He and his family moved to Los Angeles, in the United States, where Patapoutian received his Bachelor of Science from the University of California, Los Angeles, in 1990, and obtained his Ph.D. in Evolutionary Biology from the California Institute of Technology in 1996. He is currently a professor at the Scripps Research Institute, in California.
Patapoutian and the co-winner of this year’s prize, David Julius, a professor of physiology at the University of California, San Francisco, were honored for discoveries they made independently of each other about how the human body perceives temperature and touch.
“Dr. Patapoutian, together with Dr. David Julius, unlocked one of the mysteries of life, how do we sense temperature and pressure,” Peter Schultz, president and CEO of the Scripps Research Institute, said in a news release. He went on to describe Patapoutian as “an extraordinary scientist, mentor, and colleague and a wonderful person.”

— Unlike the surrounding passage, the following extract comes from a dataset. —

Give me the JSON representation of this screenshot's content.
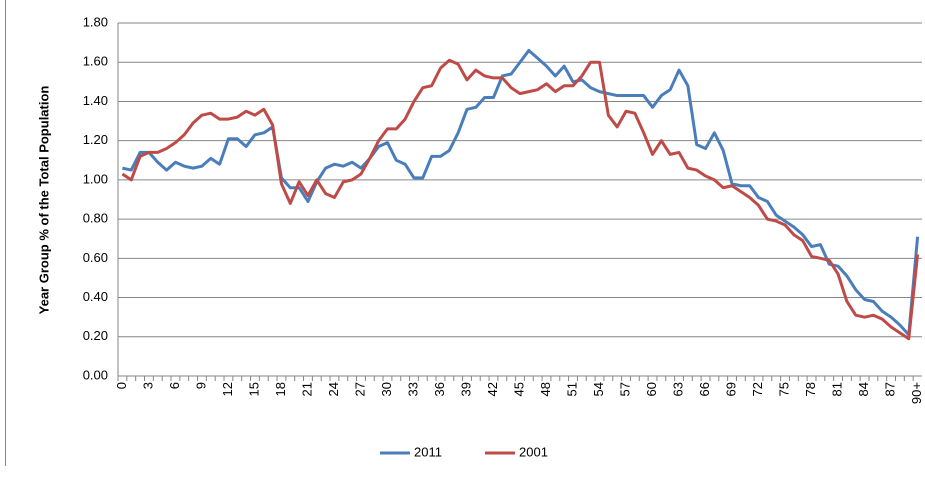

The release quoted Patapoutian as saying, “I certainly could never have imagined this day. More than that, I could never have imagined this life in science.”
Simple Questions, Complex Discoveries
Ardem Patapoutian began his research with a fundamental question about how mechanical stimuli such as pressure and touch are perceived. Although it seems a simple question, Patapoutian’s tireless pursuit ended with ongoing and renewed discoveries.

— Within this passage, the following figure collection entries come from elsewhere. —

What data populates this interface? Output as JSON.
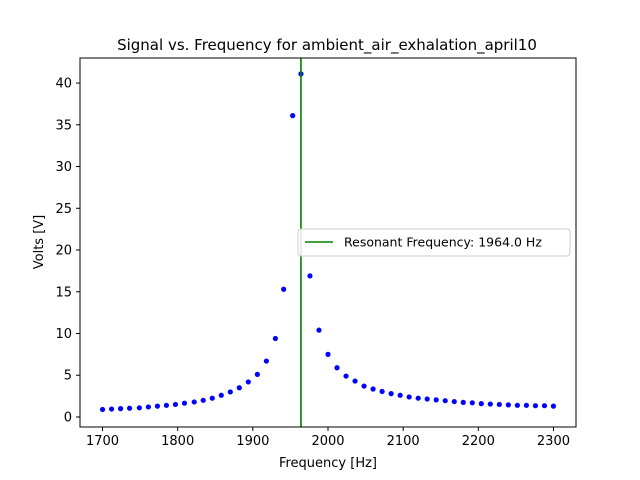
{
  "chart_data": {
    "type": "scatter",
    "title": "Signal vs. Frequency for ambient_air_exhalation_april10",
    "xlabel": "Frequency [Hz]",
    "ylabel": "Volts [V]",
    "xlim": [
      1670,
      2330
    ],
    "ylim": [
      -1.2,
      43.0
    ],
    "xticks": [
      1700,
      1800,
      1900,
      2000,
      2100,
      2200,
      2300
    ],
    "yticks": [
      0,
      5,
      10,
      15,
      20,
      25,
      30,
      35,
      40
    ],
    "grid": false,
    "legend_position": "center-right",
    "series": [
      {
        "color": "#0000ff",
        "marker": "circle",
        "x": [
          1700,
          1712,
          1724,
          1736,
          1749,
          1761,
          1773,
          1785,
          1797,
          1809,
          1822,
          1834,
          1846,
          1858,
          1870,
          1882,
          1894,
          1906,
          1918,
          1930,
          1941,
          1953,
          1964,
          1976,
          1988,
          2000,
          2012,
          2024,
          2036,
          2048,
          2060,
          2072,
          2084,
          2096,
          2108,
          2120,
          2132,
          2144,
          2156,
          2168,
          2180,
          2192,
          2204,
          2216,
          2228,
          2240,
          2252,
          2264,
          2276,
          2288,
          2300
        ],
        "y": [
          0.9,
          0.95,
          1.0,
          1.05,
          1.1,
          1.2,
          1.3,
          1.4,
          1.5,
          1.65,
          1.8,
          2.0,
          2.25,
          2.6,
          3.0,
          3.5,
          4.2,
          5.1,
          6.7,
          9.4,
          15.3,
          36.1,
          41.1,
          16.9,
          10.4,
          7.5,
          5.9,
          4.9,
          4.3,
          3.7,
          3.35,
          3.05,
          2.8,
          2.6,
          2.4,
          2.25,
          2.15,
          2.05,
          1.95,
          1.85,
          1.75,
          1.7,
          1.6,
          1.55,
          1.5,
          1.45,
          1.4,
          1.4,
          1.35,
          1.35,
          1.3
        ]
      }
    ],
    "vline": {
      "x": 1964.0,
      "color": "#008000",
      "label": "Resonant Frequency: 1964.0 Hz"
    }
  }
}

His most prominent discovery is that of a new class of receptors in the skin and internal organs that respond to mechanical stimuli. Later, Patapoutian and collaborators in his lab discovered how these receptors control a wide range of body organs’ biological needs, and their role in intercellular communication.

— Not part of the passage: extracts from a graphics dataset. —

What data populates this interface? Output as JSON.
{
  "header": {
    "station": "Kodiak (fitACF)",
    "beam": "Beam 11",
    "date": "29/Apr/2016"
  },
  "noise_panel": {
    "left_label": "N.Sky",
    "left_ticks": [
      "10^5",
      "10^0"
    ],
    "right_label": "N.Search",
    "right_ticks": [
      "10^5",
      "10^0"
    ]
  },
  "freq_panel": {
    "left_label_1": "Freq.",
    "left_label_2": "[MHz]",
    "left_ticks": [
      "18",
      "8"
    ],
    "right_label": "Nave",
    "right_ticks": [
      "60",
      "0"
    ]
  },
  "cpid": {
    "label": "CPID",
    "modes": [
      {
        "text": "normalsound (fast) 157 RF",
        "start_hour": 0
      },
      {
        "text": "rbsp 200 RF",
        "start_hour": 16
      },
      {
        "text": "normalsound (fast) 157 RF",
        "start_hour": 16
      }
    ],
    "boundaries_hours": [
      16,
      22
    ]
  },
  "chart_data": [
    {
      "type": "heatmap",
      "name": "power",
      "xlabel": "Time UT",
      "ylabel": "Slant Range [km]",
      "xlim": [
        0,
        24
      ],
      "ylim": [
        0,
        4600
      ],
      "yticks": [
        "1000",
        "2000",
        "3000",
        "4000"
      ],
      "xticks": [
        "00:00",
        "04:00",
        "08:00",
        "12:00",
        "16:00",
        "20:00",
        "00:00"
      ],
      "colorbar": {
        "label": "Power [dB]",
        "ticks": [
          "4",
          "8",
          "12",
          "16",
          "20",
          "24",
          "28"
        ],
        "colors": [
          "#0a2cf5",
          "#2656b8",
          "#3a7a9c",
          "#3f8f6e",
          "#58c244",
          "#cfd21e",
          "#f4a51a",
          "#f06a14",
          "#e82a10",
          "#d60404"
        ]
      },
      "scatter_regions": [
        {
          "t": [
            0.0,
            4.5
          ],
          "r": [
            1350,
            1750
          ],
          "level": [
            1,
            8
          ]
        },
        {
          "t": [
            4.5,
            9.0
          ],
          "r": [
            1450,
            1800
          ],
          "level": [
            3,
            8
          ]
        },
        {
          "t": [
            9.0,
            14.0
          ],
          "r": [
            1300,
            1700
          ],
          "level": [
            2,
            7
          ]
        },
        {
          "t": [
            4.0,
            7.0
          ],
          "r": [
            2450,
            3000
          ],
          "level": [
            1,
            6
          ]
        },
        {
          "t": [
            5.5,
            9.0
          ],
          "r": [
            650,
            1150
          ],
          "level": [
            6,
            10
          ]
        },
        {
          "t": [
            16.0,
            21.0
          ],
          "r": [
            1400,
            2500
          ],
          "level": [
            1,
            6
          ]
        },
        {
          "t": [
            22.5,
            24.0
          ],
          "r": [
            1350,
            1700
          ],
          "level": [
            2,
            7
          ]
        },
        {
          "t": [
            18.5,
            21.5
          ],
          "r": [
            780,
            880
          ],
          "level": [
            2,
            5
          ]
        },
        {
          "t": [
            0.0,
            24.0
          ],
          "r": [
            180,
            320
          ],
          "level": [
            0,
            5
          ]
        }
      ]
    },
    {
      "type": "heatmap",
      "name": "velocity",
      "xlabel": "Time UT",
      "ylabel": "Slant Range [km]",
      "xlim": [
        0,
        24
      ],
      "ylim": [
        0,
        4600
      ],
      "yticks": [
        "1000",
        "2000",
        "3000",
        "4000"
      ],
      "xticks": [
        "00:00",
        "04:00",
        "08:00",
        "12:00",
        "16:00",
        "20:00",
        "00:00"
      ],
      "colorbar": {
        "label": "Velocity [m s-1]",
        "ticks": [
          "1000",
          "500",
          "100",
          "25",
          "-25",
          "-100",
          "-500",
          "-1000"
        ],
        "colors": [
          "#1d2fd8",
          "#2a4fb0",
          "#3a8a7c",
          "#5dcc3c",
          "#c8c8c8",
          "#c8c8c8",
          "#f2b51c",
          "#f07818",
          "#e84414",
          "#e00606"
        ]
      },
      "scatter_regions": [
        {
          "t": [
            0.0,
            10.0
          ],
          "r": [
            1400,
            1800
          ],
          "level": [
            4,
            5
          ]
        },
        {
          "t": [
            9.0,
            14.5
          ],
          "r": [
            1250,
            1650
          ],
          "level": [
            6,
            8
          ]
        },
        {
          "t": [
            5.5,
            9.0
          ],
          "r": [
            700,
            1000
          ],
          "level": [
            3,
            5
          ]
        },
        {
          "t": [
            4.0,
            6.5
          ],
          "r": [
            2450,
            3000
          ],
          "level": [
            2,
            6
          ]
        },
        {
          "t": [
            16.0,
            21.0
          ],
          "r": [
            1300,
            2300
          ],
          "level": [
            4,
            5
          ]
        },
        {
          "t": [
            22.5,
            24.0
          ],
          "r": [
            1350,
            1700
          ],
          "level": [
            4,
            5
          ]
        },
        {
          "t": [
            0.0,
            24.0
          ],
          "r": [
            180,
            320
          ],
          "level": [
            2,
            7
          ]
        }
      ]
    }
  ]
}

“We talk about a key that unlocks a door that opens to a room. These receptors are the key to the door of understanding biology and disease,” Patapoutian said in an interview with Scripps Research.
The ion channel “Piezo1,” one of the receptors discovered by Patapoutian, plays a role in protecting against malaria and affecting the amount of iron in the blood, he said. The receptors may also be involved in tracking how much the stomach stretches during a meal, and how much food passes through the intestine during digestion.